How to profit on vehicles
Solution 1:
For the most part, road vehicles behave much like trains, except that you've got a lot more of them running around. There are some differences, though:
- Avoid turns and hills to the greatest extent possible. Unlike trains, road vehicles are always slowed down by hills and turns. Note that detouring to avoid a hill is usually a bad idea, because the multiple turns involved each cause a slowdown.
- Don't overload roads. On a clear road, running vehicles can pass a broken-down one; on one packed with oncoming traffic, they'll back up behind it.
- Make sure you have the right number of vehicles on the route. If your vehicles are waiting to load, you're losing money; if cargo is piling up at the station, you're losing station rating.
- Don't compete against trains for cargo. The station rating system used to decide who gets an industry's production favors faster vehicles, and all but the slowest trains are faster than road vehicles.
- Avoid overly short routes.
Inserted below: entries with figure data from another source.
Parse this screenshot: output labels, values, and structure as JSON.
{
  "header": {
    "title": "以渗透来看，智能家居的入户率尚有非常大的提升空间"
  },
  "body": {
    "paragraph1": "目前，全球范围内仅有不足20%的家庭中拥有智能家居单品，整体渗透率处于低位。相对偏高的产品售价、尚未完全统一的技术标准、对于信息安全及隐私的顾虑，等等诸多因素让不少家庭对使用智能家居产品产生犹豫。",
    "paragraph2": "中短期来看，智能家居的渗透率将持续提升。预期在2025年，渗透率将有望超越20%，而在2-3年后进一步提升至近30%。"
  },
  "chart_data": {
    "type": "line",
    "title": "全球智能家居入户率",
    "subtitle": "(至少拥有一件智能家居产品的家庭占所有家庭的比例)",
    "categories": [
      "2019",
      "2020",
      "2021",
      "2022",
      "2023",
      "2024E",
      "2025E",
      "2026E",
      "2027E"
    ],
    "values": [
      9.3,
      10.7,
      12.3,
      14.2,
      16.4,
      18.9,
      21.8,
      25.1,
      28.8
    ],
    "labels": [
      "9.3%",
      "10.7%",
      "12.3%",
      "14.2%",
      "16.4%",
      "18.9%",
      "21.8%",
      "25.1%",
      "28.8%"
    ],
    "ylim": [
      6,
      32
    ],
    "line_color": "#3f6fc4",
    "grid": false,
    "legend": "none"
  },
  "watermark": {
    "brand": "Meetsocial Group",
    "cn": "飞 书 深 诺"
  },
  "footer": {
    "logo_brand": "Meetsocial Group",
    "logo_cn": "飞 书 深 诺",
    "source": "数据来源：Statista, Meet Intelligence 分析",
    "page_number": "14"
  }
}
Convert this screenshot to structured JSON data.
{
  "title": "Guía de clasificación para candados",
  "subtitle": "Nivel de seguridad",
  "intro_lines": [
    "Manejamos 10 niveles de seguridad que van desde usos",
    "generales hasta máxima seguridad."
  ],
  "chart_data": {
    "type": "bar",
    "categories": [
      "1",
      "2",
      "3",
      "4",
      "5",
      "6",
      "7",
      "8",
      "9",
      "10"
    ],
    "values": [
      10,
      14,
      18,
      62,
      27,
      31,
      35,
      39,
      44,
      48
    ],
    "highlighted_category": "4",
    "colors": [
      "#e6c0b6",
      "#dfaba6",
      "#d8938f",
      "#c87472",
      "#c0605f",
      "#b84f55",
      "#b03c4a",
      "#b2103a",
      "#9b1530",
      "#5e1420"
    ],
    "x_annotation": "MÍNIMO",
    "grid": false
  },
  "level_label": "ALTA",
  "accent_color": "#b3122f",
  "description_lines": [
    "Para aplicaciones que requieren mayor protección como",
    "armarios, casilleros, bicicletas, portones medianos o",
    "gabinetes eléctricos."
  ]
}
It takes several days for a vehicle to get in or out of a depot -- travel time that doesn't add to the delivery distance -- so you need actual travel to make up for it.
Accept that your road vehicles are going to have a lower profit margin than your trains. Trains move faster, which translates to higher payments, and can carry more cargo for their operating cost. Road vehicles are best for small cargo volumes or spread-out sources (eg. passengers and mail).
Don't imitate the AI. I don't know which one you're using, but some of them have marginal strategies, while others have highly efficient ones that require insane amounts of micromanagement.